The comeback economy is not the same one we lost. It is crippled by supply chain disruptions, shifting demands, and low labor participation, all beyond the Fed’s control. These unforeseeable economic developments have challenged the discretionary policy-making that effectively unanchored inflation and has no roadmap resilient to surprises. The resulting record-high inflation took a toll on American families and businesses, but arguably letting it run this hot still failed to achieve the Fed’s desired outcome of “broad-based and inclusive” employment. To date non-farm payroll hasn’t yet fully made it back to the pre-pandemic level, the unemployment rate gaps among different subgroups are persistent, overall the creation and recovery of blue-collar jobs fell behind that of white-collar jobs, and most devastatingly, real wages broadly declined.

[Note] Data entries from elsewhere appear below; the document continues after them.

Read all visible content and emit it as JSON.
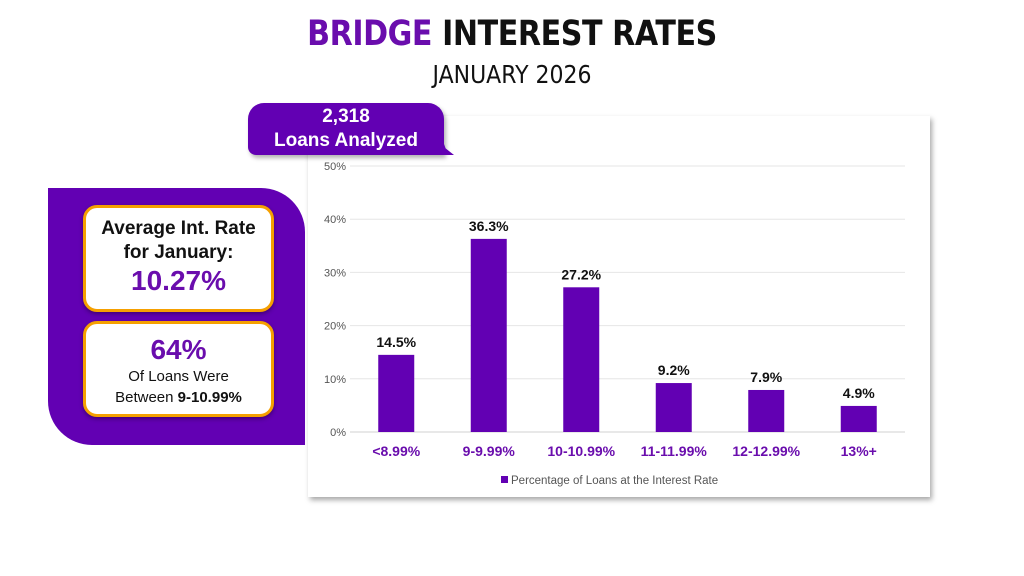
{
  "header": {
    "title_accent": "BRIDGE",
    "title_rest": "INTEREST RATES",
    "subtitle": "JANUARY 2026"
  },
  "badge": {
    "count": "2,318",
    "label": "Loans Analyzed"
  },
  "summary": {
    "avg_label_1": "Average Int. Rate",
    "avg_label_2": "for January:",
    "avg_value": "10.27%",
    "share_value": "64%",
    "share_label_1": "Of Loans Were",
    "share_label_2": "Between ",
    "share_range": "9-10.99%"
  },
  "colors": {
    "brand_purple": "#6200b3",
    "accent_orange": "#f5a000"
  },
  "chart_data": {
    "type": "bar",
    "categories": [
      "<8.99%",
      "9-9.99%",
      "10-10.99%",
      "11-11.99%",
      "12-12.99%",
      "13%+"
    ],
    "series": [
      {
        "name": "Percentage of Loans at the Interest Rate",
        "values": [
          14.5,
          36.3,
          27.2,
          9.2,
          7.9,
          4.9
        ]
      }
    ],
    "data_labels": [
      "14.5%",
      "36.3%",
      "27.2%",
      "9.2%",
      "7.9%",
      "4.9%"
    ],
    "yticks": [
      "0%",
      "10%",
      "20%",
      "30%",
      "40%",
      "50%"
    ],
    "ylim": [
      0,
      50
    ],
    "grid": true,
    "legend": "bottom",
    "bar_color": "#6200b3"
  }
}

Mr. Powell said in May that the Fed now wants to reduce job openings to curb wage growth and inflation. In June he testified before the Senate Banking Committee that by the end of this year, rates should return to where the Taylor rule prescribes. He also said that hiking rates to fight inflation will cause a rise in unemployment in the years ahead, but it may be a worthwhile tradeoff for a healthy economy.
In a dynamic world, the Fed’s stand on inflation affects inflation expectations, which in turn affects realized inflation in the long run. Maybe the low inflation in the 2010s was after all not a breakdown of the Phillips Curve, but rather the result of a disciplined inflation approach. Monetary policy has response lag. As the core PCE starts to show signs of peaking, the Fed’s dramatic rate catch-up will have a better chance to avoid over-correction and getting it wrong twice by returning to the data- and rule-based framework.